The importance of abaca to the economic opportunities available to the Philippines in that era certainly did not escape him.  He strongly urged the people in Calbayog to plant abaca everywhere. “He climbed mountains to look for the best abaca suckers for cultivation and went around the farms teaching the farmers how to plant and nurture them.”

Abaca became the foundation of Calbayog’s economic progress in the late 19th and early 20th centuries. Trading houses, like Smith, Bell & Co., Warner-Barnes and Oria Brothers, had agency offices in Calbayog  that traded, pressed and baled, and shipped abaca for the world market.

More descendants

Padre José Huerce became the longest-serving parish priest of Calbayog, truly deserving of local history’s recognition and accolade as one of its founders and “fathers!” Roguish, perhaps.  Enterprising and even swashbuckling, definitely. Save for the children, Rizal could not have known!

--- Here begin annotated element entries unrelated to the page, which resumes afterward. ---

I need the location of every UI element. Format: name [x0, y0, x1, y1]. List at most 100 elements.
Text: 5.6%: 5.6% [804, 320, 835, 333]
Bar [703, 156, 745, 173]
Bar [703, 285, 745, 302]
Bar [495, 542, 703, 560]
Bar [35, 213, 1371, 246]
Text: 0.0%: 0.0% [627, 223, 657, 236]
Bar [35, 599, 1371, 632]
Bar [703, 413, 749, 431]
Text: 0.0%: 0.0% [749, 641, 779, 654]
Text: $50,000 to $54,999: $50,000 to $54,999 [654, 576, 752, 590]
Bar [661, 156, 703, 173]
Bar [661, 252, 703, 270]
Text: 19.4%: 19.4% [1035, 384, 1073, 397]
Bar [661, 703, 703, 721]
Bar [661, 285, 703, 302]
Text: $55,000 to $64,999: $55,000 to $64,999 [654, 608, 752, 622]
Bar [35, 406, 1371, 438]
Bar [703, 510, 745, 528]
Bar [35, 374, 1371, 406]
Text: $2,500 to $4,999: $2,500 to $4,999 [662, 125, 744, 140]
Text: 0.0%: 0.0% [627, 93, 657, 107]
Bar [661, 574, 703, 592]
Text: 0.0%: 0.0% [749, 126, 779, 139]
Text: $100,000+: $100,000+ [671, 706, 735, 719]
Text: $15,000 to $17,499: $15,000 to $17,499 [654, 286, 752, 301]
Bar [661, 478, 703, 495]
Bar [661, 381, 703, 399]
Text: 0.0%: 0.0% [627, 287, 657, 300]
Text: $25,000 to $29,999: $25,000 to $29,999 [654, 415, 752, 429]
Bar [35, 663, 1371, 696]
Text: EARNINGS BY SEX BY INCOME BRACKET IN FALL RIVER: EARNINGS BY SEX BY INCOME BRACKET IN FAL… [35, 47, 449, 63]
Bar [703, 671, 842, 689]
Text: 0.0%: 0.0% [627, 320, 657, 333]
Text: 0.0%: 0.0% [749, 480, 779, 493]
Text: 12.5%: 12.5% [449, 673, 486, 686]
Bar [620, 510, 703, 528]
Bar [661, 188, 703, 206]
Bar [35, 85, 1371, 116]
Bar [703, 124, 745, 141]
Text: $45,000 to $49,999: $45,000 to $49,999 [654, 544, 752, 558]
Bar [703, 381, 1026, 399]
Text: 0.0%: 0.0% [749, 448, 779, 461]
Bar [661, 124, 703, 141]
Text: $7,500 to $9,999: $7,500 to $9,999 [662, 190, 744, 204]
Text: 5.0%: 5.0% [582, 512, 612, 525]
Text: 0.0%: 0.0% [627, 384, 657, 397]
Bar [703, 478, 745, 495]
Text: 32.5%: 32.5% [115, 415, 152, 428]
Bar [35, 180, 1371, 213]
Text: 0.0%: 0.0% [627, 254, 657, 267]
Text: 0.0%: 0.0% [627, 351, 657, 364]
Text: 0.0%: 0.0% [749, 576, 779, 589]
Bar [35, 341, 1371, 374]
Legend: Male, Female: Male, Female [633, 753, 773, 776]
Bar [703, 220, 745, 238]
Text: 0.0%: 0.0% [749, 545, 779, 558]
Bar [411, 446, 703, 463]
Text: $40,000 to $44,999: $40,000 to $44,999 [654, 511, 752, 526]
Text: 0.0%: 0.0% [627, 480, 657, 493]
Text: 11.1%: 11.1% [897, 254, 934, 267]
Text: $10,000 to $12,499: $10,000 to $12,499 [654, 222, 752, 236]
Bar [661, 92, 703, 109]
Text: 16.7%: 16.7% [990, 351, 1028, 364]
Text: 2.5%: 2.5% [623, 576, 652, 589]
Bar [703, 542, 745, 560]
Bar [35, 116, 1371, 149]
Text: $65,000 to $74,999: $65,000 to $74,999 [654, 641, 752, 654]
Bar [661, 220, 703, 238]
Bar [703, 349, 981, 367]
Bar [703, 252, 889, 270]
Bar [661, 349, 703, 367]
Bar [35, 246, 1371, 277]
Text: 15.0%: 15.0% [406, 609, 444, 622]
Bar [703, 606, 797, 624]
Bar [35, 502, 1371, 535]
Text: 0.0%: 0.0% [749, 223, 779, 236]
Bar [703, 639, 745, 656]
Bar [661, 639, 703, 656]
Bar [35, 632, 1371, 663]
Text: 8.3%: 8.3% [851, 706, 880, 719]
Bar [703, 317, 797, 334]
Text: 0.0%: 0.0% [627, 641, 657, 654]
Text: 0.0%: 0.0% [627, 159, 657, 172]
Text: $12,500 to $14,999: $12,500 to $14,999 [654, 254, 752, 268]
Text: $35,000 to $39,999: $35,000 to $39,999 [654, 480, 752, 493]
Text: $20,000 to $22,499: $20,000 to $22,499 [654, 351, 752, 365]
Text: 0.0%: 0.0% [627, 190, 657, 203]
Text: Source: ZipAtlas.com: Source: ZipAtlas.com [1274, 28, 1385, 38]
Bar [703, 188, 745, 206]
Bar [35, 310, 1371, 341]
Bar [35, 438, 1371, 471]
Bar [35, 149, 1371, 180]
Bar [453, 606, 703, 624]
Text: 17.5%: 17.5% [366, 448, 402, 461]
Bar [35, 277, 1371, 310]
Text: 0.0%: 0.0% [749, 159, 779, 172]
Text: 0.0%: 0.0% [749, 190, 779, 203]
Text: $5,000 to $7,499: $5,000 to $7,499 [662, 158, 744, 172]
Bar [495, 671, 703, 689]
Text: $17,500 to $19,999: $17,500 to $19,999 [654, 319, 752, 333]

Several years after Rizal’s visit to that Bulacan convent, another mestizo was playing in the churchyard by Arkong Bato. That boy was sent to Letran and Santo Tomas. He became a doctor of medicine, eventually becoming a senator under the Jones Law, when the Philippines was still an American “territorial possession.”

The two-year-old girl of Rizal’s 1873 visit?  Trinidad was sent to La Concordia. She never married but became a successful comerciante. Aling Yda, as she was known, was dealing in, among others, abaca. All the children returned to Calbayog before the Americans took over.

Padre Huerce was born in the village of Huerce, diocese of Siguenza, Spain, on Jan. 20, 1808. Upon ordination into the Order of Friars Minor, he adopted his village’s name as his own. At birth, he was Sebastian José Gomez. Biographies now refer to him as Fr. José Gomez de Huerce, OFM.

In the same year that Rizal remembered and revealed through his annotations to Morga—that he had actually  met the  model for his villain in “Noli Me Tangere”—the proto-Damaso,  the man from  Siguenza, Samar and Polo met his maker. It was 1889. He was 81.

Were it not for Damaso and José, this infinitesimal footnote to Philippine cultural trivia could not have been told. Let me then close with a proud disclosure. This correspondent is a great-grandson.

It has been great fun sharing!

Tomas Gomez III describes himself as “a retired unregistered OFW, who lives in San Antonio, Texas.” He’s more familiar to some as “Buddy” Gomez, consul general of Honolulu and later press secretary of President Corazon C. Aquino (1986-1992).